No final do século XIX e início do XX, ainda por falta de uma legislação adequada na Itália, um número grande de meninos partiram para o exterior, emigrando sozinhos ou acompanhados pelos pais ou parentes, passando a trabalhar como auxiliares de afiadores de facas, sapateiros, fabricantes e arrumadores de cadeiras.





Muitos desses meninos emigraram como amoladores de facas, sapateiros, fabricantes de guarda-chuvas ou cadeiras, mas o trabalho infantil estava se deslocando cada vez mais em direção à indústria, entrando em um mercado de trabalho infantil europeu que se alimentava do atraso da legislação italiana.

Somente em 1873 foi apresentada no senado italiano um projeto de lei para a proteção das crianças trabalhadoras, a qual só se tornou lei em 1886, quando passou a valer a proibição das industrias contratarem menores de nove anos de idade.

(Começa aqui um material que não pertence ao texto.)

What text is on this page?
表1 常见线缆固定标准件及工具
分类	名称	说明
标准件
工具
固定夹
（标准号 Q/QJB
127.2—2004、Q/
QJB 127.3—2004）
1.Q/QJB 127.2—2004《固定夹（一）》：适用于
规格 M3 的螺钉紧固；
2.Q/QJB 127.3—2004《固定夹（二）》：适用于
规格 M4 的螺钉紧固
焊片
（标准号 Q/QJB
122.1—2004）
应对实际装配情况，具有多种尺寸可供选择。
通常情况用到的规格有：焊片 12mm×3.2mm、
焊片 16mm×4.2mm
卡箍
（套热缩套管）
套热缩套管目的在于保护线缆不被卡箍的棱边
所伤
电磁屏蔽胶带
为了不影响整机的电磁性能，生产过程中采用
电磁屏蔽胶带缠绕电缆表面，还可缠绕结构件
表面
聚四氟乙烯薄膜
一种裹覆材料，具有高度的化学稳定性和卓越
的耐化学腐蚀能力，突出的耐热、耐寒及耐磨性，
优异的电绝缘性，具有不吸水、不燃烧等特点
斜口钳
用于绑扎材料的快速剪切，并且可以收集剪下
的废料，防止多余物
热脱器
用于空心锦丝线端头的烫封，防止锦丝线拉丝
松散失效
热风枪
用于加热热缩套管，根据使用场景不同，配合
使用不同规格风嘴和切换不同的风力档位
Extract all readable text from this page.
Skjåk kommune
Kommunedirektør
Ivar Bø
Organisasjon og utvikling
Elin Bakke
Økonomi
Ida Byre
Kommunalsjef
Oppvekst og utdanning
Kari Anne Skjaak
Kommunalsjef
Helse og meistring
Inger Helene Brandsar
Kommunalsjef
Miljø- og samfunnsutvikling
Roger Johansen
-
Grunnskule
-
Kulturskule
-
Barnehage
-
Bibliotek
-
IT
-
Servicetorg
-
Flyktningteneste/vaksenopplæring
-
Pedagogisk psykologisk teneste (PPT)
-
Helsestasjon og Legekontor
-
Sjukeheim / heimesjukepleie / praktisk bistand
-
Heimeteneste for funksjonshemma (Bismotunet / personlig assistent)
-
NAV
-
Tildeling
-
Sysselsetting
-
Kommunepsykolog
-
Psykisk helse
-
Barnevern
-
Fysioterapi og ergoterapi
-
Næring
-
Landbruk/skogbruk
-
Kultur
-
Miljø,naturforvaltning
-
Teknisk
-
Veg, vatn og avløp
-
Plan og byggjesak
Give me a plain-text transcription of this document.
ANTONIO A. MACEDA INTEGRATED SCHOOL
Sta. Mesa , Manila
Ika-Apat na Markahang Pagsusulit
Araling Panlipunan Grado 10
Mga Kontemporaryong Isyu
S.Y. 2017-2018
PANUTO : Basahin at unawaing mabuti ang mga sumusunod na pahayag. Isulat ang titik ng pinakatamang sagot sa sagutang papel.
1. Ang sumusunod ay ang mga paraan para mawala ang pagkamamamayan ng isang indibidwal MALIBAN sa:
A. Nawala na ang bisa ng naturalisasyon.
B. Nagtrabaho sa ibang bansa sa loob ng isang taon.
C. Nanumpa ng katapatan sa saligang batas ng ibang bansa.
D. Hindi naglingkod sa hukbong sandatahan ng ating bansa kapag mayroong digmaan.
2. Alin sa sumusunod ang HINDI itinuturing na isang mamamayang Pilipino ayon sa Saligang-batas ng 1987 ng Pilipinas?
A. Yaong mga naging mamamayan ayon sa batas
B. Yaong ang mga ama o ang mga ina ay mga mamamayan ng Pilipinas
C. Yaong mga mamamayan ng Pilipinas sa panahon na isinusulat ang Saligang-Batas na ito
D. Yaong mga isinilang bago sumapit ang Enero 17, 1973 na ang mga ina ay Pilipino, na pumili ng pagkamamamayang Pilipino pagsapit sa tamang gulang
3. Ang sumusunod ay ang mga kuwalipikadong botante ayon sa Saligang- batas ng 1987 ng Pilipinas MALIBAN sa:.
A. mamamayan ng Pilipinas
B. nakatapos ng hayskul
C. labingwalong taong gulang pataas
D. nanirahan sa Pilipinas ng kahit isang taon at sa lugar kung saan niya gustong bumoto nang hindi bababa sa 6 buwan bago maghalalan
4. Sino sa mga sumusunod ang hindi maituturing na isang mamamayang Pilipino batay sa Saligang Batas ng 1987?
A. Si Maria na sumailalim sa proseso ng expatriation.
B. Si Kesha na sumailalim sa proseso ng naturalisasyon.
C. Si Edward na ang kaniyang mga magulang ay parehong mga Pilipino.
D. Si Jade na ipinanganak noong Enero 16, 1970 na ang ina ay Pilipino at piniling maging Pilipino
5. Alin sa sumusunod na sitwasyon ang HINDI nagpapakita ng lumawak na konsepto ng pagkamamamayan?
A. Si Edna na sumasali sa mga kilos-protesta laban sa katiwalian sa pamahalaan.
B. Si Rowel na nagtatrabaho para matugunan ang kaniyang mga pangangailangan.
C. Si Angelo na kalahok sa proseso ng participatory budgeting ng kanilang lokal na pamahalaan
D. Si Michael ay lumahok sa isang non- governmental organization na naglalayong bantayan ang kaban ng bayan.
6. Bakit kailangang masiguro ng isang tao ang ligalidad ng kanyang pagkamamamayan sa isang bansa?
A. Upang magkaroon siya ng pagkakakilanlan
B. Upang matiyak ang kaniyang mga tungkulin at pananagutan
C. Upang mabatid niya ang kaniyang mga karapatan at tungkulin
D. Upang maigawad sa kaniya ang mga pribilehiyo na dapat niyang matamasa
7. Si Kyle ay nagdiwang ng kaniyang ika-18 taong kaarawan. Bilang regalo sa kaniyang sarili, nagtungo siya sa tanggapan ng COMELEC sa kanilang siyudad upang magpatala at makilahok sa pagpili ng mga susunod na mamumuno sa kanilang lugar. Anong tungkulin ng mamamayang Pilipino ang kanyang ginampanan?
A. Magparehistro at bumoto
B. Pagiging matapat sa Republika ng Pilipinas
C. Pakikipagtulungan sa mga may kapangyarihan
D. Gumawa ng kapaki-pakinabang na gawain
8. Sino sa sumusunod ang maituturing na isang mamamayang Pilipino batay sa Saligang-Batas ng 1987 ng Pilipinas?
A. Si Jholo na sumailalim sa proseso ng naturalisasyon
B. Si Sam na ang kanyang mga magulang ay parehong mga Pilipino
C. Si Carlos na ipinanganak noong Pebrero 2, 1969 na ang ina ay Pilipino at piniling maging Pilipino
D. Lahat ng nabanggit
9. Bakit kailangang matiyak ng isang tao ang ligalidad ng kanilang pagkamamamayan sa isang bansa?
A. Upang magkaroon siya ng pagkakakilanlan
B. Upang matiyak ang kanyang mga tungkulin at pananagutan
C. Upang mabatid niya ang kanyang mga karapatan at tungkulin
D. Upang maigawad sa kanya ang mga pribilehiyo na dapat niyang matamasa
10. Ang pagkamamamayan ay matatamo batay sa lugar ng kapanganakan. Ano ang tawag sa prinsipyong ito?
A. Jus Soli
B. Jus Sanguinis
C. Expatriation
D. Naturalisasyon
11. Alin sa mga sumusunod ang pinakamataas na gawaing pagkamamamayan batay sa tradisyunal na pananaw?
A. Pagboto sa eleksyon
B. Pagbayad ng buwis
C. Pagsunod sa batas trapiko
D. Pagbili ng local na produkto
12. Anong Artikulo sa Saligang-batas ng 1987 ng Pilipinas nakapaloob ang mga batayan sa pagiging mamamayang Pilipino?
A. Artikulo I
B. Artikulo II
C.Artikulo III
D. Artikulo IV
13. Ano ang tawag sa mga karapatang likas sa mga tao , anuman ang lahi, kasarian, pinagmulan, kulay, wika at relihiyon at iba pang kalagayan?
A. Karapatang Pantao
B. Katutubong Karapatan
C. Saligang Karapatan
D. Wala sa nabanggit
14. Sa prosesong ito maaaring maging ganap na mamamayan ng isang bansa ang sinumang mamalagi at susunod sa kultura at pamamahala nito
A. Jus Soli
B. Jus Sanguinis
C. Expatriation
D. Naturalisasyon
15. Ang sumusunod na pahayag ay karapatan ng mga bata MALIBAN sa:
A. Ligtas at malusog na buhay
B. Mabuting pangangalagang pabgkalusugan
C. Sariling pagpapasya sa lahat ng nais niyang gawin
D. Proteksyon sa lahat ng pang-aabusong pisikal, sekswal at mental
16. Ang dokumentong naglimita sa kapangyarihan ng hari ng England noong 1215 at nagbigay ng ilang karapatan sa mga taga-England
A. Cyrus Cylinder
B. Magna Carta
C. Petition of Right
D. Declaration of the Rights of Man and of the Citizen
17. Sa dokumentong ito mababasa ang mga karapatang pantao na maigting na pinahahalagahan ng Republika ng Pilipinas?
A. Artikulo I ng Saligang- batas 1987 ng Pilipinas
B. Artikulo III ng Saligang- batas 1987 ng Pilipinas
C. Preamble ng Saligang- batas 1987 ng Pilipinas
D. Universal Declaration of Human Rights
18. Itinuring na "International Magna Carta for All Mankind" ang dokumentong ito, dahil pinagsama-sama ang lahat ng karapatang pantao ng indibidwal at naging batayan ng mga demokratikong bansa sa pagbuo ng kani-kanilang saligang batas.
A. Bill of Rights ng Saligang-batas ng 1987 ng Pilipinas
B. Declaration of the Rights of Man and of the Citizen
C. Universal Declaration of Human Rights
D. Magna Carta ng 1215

Esta lei foi melhorada em 1909, quando este limite foi ampliado para doze anos.

Também até os primeiros anos do século XX o ensino básico terminava aos dez anos de idade com a conclusão da terceira série do primário, enquanto em países europeus, mais desenvolvidos e com um ensino mais rígido, esta obrigatoriedade era estendida até treze ou quatorze anos, com a conclusão da sexta série e o trabalho infantil só era permitido após a conclusão do ciclo básico de ensino.

O mercado de trabalho internacional era bastante duro para os pequenos imigrantes, oferecendo trabalhos cansativos e quase sempre muito danosos à saúde dos pequenos trabalhadores. 

As indústrias nos países que acolheram a emigração italiana, protegidos por uma  fiscalização complacente, não tinham escrúpulos em empregar menores abaixo dos limites de idade. 

Alegando um atraso da indústria nacional, não teve a Itália a capacidade de proteger os seus menores trabalhadores no seu próprio território e muito menos no exterior. 

A ignorância, a conivência e a tolerância das autoridades italianas de fronteira e dos funcionários ferroviários, facilitou muito a expatriação e a exploração dos pequenos trabalhadores.

Um fato pouco conhecido é o das crianças italianas que trabalhavam em fábricas de vidro  francesas e que só vieram à tona em 1900, no início do século XX, após a divulgação do relatório do cônsul de Lyon. Os fatos narrados por Ugo Cafiero, diplomata, no ano seguinte, após uma investigação, Fanciulli italiani nelle vitrerie francese, escancarou os horrores por que passavam os pequenos trabalhadores italianos nas fábricas de vidro da França.





Eram crianças muito pobres, principalmente do sul da Itália, sacrificadas pelos próprios pais, forçadas e manipuladas pelos seus próprios concidadãos, levadas através dos Alpes para soprar turfa de vidro incandescente, nas fábricas francesas e belgas, em troca de algumas liras pagas às suas famílias. 





Engabelados pelos traficantes de escravos, quase sempre italianos que vivem na França e visitavam periodicamente as pequenas localidades, para aliciar novas crianças. Iludidos com as promessas de uma vida melhor  e de  riquezas, em confronto com a miséria em que viviam, os pais e até as próprias crianças eram enganadas e se dispunham a partir na aventura. 

Foi a divulgação do julgamento do processo de Vozza que trouxe luz a mais detalhes dos horrores ocorridos com as crianças italianas, vítimas inconscientes de um sistema capitalista emergente que não tinha escrúpulos em sacrificar suas vidas em nome do lucro.